Nunca mais ousei, em público ou em privado, entoar fosse o que fosse que se assemelhasse a uma canção.

Não podia ter começado pior a minha relação com aquele professor. Creio que foi logo na primeira aula que ele se apercebeu da minha completa inaptidão, para as matéria que lhe incumbia leccionar, e decidiu logo ali torná-la irremediável.

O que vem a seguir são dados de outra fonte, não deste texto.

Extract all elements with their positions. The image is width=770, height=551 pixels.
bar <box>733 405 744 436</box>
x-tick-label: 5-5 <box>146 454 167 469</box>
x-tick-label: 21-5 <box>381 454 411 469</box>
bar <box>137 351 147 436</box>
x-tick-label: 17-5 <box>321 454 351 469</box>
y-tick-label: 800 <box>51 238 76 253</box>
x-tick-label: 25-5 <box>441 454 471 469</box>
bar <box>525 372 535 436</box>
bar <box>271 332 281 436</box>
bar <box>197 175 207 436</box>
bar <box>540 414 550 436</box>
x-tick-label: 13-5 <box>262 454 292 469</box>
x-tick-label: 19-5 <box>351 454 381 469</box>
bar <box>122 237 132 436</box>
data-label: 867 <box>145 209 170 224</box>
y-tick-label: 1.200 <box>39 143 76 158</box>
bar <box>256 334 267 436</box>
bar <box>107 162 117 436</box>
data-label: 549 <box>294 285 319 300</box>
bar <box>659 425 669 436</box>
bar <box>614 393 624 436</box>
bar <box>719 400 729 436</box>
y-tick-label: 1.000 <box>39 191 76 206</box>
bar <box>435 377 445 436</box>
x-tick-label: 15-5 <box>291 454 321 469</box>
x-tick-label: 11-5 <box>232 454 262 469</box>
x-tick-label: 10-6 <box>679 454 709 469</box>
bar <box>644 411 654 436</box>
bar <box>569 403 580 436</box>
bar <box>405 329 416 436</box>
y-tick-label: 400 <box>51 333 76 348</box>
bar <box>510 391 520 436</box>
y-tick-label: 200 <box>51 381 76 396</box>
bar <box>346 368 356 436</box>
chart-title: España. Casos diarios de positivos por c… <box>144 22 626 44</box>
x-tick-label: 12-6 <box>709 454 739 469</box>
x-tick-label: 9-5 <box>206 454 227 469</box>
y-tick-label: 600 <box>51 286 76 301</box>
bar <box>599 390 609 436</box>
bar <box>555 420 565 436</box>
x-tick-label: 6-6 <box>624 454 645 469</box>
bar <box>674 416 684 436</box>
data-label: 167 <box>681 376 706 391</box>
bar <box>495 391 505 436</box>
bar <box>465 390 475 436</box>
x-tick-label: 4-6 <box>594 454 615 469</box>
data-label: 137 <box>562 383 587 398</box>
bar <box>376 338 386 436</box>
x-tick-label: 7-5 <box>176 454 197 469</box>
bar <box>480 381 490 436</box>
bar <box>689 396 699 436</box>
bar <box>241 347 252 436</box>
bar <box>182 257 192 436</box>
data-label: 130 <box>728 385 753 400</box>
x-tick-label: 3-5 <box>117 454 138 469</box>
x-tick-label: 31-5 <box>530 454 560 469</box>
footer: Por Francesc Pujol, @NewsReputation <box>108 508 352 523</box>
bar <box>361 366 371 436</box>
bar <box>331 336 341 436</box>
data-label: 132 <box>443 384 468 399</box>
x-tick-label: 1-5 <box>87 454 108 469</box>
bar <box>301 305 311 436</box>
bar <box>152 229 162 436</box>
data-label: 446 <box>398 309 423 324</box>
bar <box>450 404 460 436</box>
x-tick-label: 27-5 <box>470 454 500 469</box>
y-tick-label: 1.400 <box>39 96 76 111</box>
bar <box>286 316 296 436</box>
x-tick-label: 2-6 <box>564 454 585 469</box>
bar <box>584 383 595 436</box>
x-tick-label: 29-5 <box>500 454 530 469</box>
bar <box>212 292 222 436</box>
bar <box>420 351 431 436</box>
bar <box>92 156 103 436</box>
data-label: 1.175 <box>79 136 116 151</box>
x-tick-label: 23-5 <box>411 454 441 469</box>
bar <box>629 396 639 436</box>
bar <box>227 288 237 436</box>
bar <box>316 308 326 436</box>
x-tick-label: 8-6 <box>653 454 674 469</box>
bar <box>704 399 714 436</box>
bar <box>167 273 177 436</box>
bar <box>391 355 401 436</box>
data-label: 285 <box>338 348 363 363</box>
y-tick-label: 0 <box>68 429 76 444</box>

Sem piedade, ordenou que me retirasse, oferecendo-se uma dispensa “ad aeternum” da frequência da sua disciplina. Falo do padre Renato, professor de Canto Coral. Cumpri o humilhante degredo até hoje.

Nunca mais ousei, em público ou em privado, entoar fosse o que fosse que se assemelhasse a uma canção.

Mas o padre Renato, figura imponente e desconcertante aos olhos de um pré-adolescente, diariamente transplantado do mundo rural para a cidade, deve ter-se apercebido do impacto devastador da sua decisão.

Era um homem de reacções bruscas, que detestava ser interrompido ou perturbado nos seus momentos de concentração máxima – como a regência de um coro –, e que podia oscilar em poucos minutos (como pude testemunhar, bem mais tarde, quando foi meu professor de latim) entre uma crispação iracunda e o mais ingénuo e delicioso gesto de ternura e cavalheirismo.

De modo que, uma semana após o incidente — que me conduziu a um ininterrupto mutismo canoro — à saída do colégio, a meio da tarde daquele mês de Outubro, tinha o padre Renato à minha espera.

De pé, ao lado da lambreta onde se deslocava nas seus diligências paroquiais, com o capacete em cima do assento. – Estava aqui a pensar que lá no Carvalhal Benfeito, donde tu vens, há um belo respigo à nossa espera. Senta-te aí atrás.